Москва, подворье князей Оболенских

– Она опять была там! – Князь Иван Федорович с силой, если не с ненавистью вогнал нож в лежащий перед ним телячий окорок, быстрым движением откроил ломоть, переложил на кусок хлеба, разрезал на куски помельче, один из которых наколол на кончик и отправил в рот. – Сидела на троне и, пока самаркандские послы расхваливали нового падишаха, рассматривала роспись за моей спиной! Я клянусь, она делала это специально, она смеялась надо мной своею недоступностью!
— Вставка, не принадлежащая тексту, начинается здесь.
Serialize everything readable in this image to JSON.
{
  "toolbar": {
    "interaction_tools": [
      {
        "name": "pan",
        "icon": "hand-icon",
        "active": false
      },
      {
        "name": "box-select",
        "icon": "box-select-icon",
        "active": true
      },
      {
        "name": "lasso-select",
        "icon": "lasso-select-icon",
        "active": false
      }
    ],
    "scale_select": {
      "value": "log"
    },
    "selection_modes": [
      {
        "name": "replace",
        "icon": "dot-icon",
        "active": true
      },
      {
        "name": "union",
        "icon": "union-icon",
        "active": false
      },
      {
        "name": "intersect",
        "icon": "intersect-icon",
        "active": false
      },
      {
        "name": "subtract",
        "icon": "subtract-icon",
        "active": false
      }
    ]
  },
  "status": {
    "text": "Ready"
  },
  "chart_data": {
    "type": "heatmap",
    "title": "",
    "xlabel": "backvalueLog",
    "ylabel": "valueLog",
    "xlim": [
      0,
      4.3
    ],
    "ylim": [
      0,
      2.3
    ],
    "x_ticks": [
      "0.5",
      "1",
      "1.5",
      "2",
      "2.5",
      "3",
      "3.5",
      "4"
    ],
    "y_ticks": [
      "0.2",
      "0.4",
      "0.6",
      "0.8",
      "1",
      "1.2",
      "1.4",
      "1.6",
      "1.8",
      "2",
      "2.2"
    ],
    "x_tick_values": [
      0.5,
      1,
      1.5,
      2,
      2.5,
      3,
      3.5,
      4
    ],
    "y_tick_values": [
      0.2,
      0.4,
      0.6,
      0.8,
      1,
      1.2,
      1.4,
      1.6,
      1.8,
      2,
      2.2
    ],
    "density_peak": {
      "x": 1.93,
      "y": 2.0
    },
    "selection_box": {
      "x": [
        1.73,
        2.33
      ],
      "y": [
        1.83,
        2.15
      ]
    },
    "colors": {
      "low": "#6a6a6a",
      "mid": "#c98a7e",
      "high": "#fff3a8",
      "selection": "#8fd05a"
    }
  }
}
Палаты были полны бояр, но смотрела она токмо за меня!

Он кинул в рот еще кусок мяса и откинулся в кресле:

– Но великая Лада, как же она хороша! Бела, чиста, пригожа! А соболя на поясе? Так и хочется запустить пальцы в этот мех! Какой взгляд! Небеса таковыми никогда не бывали. Черты тонкие, резные, голос медовый, губы алые. Душу продам, лишь бы губы сии поцеловать, Кудеяр!

– Завтра поутру, княже, ты оденешься в рубаху простую и чистую, – ответил сидящий напротив боярский сын, – штаны полотняные да походные сапоги и отправишься на торг, к рядам немецким, что вином заморским торгуют. Есть там лавка приметная с бочонком на крыше.

– Чего?! – не понял дядьку князь Овчина-Телепнев-Оболенский.

– Сказываю, оденешься завтра чисто и бедно, ровно подмастерье с кожевенной слободы, – терпеливо повторил Кудеяр…

* * *

Торг, что находился в Китай-городе, через ров напротив Кремля, просыпался с первыми лучами солнца. Едва только на улице можно было отличить свой сапог от метлы ярыги – обитатели тесно стоящих лавок поднимали навесы, раскрывали двери, раскладывали товары. А когда появлялись первые прохожие – наружу выпускались зазывалы, хватающие этих самых прохожих за рукава и тянущие к товару, громко причитая:

– Скоба псковская, как булат прочная, первому покупателю за полцены наудачу, не упусти дешевизны сказочной! А вот курага, как мед прозрачна, как дыня сладка, даром почти отдаю, токмо порадовать хочу! Шелк китайский, ковер персидский, сукно индийское, все что хочешь в одном месте разом!

Здесь, на главном торгу в столице величайшей и богатейшей державы, можно было купить все – от рыбьего зуба до слонового бивня, от французских кружев до шелковых платков, от речных жемчугов до индийских самоцветов, от испанского пурпура до чернильных орешков.

Вот только цены такие назывались – что держись! Ведь рядом с двором великокняжеским бедняки не гуляют. Разве на подработку придут – поднести чего, разгрузить, подмести, подремонтировать… Так и то не всякого к торгу близко купцы подпускали. Иного за три улицы служки погонят, дабы лохмотьями своими и вонью покупателей знатных не отпугивал.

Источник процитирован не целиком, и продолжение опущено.